The fact that most female stairs are like putting it on for show saying “oh look at me I can get what I want because I'm so damn hot; making all the men population across the globe fancy me, and all of the celeb male stars even the royals in some of the countries who have them. All because I have big boobs and well dressed” and so on, so on. I could list them all but I don't want to waist your time or my time on how pathetic they are to be honest. “Oh I don't want him, I want him instead” can think of a few people in that picture.

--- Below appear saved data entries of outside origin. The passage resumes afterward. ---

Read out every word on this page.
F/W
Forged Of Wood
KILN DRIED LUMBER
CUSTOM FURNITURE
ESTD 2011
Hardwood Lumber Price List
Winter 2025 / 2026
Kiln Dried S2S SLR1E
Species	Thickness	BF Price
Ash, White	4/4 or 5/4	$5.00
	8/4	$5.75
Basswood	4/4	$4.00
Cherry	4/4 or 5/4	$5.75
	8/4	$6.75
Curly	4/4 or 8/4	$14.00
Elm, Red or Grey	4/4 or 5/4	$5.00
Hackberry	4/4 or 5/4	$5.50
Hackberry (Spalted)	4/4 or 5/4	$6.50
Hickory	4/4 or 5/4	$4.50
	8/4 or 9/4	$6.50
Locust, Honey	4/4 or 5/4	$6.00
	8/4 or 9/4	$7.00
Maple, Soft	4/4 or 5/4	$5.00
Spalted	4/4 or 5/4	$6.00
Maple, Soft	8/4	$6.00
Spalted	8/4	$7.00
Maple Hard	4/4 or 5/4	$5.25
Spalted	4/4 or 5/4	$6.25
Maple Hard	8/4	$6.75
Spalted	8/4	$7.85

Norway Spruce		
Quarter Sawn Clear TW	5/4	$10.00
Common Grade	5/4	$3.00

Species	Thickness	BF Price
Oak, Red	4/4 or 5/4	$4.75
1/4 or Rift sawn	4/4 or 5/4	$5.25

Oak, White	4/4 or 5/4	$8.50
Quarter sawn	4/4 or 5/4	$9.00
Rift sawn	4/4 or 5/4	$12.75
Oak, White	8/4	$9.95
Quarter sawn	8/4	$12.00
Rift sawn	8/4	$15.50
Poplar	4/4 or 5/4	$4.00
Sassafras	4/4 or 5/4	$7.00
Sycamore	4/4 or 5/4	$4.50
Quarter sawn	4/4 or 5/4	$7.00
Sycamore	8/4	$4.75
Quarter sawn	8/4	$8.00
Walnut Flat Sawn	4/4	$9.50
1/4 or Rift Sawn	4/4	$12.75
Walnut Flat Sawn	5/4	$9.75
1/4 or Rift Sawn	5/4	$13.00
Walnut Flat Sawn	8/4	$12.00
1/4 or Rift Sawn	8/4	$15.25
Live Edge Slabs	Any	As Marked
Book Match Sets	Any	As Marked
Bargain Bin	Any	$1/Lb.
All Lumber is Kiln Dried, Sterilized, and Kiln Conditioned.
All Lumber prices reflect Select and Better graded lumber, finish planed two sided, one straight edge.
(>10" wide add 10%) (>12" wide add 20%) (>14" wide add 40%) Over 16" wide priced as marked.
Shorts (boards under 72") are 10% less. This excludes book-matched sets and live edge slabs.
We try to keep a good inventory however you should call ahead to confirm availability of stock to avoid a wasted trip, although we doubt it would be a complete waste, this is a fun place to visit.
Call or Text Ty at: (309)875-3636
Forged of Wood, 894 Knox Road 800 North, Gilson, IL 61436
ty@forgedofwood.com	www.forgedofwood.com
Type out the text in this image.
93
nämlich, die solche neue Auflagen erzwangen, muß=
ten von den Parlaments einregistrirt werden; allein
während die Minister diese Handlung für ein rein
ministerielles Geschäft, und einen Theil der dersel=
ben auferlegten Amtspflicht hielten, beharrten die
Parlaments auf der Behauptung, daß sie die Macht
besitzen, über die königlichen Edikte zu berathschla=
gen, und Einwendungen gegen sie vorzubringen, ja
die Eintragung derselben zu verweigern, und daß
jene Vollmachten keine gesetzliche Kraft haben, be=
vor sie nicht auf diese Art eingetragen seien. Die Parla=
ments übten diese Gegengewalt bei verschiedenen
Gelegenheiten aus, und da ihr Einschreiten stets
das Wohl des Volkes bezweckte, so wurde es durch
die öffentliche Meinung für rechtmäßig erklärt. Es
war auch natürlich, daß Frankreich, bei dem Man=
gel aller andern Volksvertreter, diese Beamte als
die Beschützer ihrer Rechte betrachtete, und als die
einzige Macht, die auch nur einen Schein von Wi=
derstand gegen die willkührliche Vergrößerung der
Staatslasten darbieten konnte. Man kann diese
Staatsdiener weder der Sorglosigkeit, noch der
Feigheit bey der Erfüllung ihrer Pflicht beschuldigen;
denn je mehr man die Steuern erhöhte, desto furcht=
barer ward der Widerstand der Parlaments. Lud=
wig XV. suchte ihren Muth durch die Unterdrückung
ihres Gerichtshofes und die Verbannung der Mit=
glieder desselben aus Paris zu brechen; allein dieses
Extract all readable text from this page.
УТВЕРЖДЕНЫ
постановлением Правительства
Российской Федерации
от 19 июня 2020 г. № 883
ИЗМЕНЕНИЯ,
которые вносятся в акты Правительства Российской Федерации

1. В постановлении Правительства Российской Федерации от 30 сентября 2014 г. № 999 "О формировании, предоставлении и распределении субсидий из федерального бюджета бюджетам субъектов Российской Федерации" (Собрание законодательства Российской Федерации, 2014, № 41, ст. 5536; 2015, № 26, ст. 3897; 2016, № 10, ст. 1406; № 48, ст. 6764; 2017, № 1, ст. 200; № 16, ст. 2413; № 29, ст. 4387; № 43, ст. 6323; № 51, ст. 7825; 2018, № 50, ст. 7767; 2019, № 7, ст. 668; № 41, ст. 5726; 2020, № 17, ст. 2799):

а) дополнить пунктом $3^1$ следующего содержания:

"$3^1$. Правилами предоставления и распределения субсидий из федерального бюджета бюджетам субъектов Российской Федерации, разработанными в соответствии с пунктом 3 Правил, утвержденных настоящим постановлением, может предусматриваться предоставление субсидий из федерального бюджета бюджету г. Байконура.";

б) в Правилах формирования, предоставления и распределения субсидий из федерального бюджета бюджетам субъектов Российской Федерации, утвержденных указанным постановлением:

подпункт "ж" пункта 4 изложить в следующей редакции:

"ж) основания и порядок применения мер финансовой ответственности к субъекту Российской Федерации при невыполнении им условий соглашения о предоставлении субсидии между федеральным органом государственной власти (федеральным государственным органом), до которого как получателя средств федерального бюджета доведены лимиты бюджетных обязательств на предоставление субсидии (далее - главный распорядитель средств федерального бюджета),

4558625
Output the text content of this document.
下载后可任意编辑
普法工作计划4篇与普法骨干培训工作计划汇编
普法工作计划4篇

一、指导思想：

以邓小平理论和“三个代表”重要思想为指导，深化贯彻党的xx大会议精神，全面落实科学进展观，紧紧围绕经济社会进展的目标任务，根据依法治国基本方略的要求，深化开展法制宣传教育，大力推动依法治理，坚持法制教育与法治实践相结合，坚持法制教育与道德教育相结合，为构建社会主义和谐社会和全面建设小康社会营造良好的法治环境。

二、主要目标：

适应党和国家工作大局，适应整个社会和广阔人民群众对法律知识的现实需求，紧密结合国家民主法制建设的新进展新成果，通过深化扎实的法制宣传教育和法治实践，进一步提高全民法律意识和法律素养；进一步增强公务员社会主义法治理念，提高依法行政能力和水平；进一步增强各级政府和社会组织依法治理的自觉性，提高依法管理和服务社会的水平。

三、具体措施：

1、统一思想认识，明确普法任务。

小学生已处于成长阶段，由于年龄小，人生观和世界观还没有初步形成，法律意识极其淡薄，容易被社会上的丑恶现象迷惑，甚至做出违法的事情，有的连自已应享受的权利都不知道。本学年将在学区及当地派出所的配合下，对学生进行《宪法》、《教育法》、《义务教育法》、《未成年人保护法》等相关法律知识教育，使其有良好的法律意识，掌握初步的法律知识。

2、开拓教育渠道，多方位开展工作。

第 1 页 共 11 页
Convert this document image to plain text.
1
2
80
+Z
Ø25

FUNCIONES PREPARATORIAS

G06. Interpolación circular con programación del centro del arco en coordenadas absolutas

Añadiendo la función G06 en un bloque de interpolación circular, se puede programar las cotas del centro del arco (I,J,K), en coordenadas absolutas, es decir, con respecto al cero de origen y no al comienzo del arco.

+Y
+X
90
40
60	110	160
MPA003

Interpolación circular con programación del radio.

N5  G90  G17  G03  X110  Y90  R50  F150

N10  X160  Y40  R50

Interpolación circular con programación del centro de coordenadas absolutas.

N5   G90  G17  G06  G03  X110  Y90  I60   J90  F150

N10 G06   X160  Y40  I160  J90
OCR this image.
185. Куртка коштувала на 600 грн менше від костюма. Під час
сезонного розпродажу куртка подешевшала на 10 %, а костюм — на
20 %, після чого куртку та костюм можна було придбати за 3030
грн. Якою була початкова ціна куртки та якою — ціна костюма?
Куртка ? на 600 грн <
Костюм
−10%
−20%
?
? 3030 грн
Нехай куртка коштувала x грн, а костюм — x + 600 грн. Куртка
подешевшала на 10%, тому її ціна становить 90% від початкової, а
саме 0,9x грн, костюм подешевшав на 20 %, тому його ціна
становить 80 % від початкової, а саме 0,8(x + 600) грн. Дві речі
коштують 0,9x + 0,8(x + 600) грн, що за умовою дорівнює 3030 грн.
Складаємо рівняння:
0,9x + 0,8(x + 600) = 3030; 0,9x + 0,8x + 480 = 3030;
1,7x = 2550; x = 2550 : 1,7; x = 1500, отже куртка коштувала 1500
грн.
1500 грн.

You could just say that I'm just being paranoid and jealous; yes but that's because guys who butter me up, either just want me for one thing and one thing only or just end up being close friends of mine to be honest. The fact is though I'm so use to being on my own but as soon as I let my guard down to anyone something bound to happen; like they disappear off or go away with another female and say “we just good friends” I can understand if they’re working need to go away for something that's fine but when they don't tell you that they are going away and you then find out that it was with the opposite sex. Then how else are you going to believe that they are telling you the truth. But then again old habits of being paranoid is because of someone in the past that you thought you got over it but obviously happens. Then like jealousy came out so bad and what the hell is that all about; when it comes with the stars it bothers me to the point I hate them because they think they are all it, to be fair their are some you think seriously how the hell did you become a celebrity then you realise who their parents are. So they didn't have to try hard to get what they want.